The immediate and long-term risk of anesthesia in the pediatric population is controversial. Traditional spine MRI protocols require the patient to remain still during the examination, and in young children this frequently results in the need for sedation administration. The authors’ goal was to develop an abbreviated spine MRI protocol to reduce sedation administration in young patients undergoing spine MRI.

METHODS

After IRB approval, the medical records of all pediatric patients who underwent a fast spine MRI protocol between 2017 and 2019 were reviewed.

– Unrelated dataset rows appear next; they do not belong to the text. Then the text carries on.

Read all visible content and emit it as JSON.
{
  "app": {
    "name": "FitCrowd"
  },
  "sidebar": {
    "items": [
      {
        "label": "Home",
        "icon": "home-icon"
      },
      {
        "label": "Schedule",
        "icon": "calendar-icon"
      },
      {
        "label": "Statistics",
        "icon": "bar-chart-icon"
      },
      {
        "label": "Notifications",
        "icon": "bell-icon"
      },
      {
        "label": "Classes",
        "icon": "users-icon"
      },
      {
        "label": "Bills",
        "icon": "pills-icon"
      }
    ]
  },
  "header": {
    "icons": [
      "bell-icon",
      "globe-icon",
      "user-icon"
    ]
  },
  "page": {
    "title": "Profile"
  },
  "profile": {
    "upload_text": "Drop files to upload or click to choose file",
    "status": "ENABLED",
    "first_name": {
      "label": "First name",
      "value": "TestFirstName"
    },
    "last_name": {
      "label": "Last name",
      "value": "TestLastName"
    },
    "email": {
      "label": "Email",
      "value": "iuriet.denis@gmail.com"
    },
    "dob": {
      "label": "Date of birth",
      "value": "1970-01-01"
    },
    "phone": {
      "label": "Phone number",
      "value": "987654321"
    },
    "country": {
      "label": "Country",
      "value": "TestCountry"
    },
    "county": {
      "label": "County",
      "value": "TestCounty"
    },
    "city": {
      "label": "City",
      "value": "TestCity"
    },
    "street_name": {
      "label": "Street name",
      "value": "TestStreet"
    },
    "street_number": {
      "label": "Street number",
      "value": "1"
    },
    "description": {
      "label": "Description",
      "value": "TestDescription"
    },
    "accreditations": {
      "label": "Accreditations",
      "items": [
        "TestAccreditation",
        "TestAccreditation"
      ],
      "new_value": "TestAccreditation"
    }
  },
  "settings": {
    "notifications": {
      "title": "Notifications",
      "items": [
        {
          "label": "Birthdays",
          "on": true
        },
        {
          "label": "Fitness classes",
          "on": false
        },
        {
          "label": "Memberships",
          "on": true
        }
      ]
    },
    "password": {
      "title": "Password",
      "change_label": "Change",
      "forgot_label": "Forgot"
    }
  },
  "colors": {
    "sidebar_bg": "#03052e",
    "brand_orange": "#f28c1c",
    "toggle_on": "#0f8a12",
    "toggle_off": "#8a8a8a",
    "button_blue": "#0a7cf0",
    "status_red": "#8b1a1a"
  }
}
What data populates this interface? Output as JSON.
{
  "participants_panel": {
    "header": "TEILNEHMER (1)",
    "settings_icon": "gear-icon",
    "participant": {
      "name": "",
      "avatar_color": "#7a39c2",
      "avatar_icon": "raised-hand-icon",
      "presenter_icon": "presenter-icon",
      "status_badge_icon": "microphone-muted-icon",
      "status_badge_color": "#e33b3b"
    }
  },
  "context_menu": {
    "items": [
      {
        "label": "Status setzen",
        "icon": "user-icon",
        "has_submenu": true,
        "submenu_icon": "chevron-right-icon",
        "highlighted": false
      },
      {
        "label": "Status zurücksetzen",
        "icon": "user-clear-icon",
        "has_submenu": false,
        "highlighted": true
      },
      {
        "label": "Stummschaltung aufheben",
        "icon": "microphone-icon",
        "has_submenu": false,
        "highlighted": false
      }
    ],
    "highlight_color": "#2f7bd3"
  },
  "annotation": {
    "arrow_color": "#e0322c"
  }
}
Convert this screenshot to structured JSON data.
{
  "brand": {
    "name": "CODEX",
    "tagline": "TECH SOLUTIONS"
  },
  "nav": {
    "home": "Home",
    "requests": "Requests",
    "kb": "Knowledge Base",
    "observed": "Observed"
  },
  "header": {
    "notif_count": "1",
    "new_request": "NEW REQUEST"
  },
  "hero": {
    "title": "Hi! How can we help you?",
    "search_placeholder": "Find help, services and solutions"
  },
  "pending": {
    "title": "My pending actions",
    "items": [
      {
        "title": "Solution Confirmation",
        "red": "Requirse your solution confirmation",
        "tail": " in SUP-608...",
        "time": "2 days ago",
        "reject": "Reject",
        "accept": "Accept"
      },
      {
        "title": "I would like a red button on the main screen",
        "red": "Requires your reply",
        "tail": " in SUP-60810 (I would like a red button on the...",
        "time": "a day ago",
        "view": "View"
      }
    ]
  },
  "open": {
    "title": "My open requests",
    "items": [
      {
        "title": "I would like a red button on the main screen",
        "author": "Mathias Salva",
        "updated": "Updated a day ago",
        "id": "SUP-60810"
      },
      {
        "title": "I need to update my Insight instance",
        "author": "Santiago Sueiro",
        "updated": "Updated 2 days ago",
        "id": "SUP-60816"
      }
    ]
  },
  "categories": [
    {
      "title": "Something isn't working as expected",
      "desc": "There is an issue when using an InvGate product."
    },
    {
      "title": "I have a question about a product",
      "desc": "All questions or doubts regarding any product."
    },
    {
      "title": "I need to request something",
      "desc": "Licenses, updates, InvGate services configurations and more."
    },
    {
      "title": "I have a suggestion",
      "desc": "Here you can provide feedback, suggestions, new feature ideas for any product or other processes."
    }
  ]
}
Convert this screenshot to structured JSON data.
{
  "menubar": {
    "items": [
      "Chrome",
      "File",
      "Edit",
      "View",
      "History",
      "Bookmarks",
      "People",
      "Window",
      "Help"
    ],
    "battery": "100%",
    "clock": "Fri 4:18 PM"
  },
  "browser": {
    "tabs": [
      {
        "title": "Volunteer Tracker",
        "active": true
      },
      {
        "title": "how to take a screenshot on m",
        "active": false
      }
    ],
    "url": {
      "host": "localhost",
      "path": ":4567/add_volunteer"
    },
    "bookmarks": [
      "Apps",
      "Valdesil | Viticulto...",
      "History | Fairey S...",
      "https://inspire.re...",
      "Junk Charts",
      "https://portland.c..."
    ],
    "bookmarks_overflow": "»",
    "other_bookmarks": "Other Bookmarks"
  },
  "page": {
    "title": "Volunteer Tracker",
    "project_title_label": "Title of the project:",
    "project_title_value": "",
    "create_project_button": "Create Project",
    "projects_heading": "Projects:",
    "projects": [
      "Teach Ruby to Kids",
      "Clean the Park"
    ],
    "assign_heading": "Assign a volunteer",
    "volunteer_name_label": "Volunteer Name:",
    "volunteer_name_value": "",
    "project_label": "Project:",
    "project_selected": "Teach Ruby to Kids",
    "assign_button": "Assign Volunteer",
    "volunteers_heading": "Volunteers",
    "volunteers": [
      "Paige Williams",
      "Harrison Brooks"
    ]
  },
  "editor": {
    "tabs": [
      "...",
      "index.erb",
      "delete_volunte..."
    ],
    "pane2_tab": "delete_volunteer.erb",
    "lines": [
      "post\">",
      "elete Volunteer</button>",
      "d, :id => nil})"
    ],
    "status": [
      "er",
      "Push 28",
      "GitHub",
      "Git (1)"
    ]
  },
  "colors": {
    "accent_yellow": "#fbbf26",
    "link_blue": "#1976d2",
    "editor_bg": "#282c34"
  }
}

The protocol consisted of T2-weighted half-Fourier acquisition single-shot turbo spin echo, T1-weighted turbo spin echo, and T2-weighted STIR sequences acquired in the sagittal plane. The total acquisition time was 2 minutes with no single sequence acquisition longer than 60 seconds. Interpretability of the scans was assessed in accordance with the radiology report in conjunction with the neurosurgeon’s clinical notes.

RESULTS

A total of 47 fast spine MRI sessions were performed in 45 patients. The median age at the time of the MRI was 2.4 years (25th–75th quartile, 1.1–4.3 years; range 0.16–18.58 years). The most common indication for imaging was to rule out or follow a known syrinx (n = 30), followed by the need to rule out or follow known spinal dysraphism (n = 22). There were no uninterpretable or unusable scans. Eight of 47 scans were noted to have moderate motion artifact limitations with respect to the quality of the scan. Seven patients underwent a subsequent MRI with a sedated standard spine protocol within 1 year from the fast scan, which confirmed the findings on the fast MRI protocol with no new findings identified.

CONCLUSIONS

The authors report the first pediatric series of a fast spine MRI protocol for use in young patients. The protocol does not require sedation and is able to identify and monitor syrinx, spinal dysraphism, and potentially other intraspinal anomalies.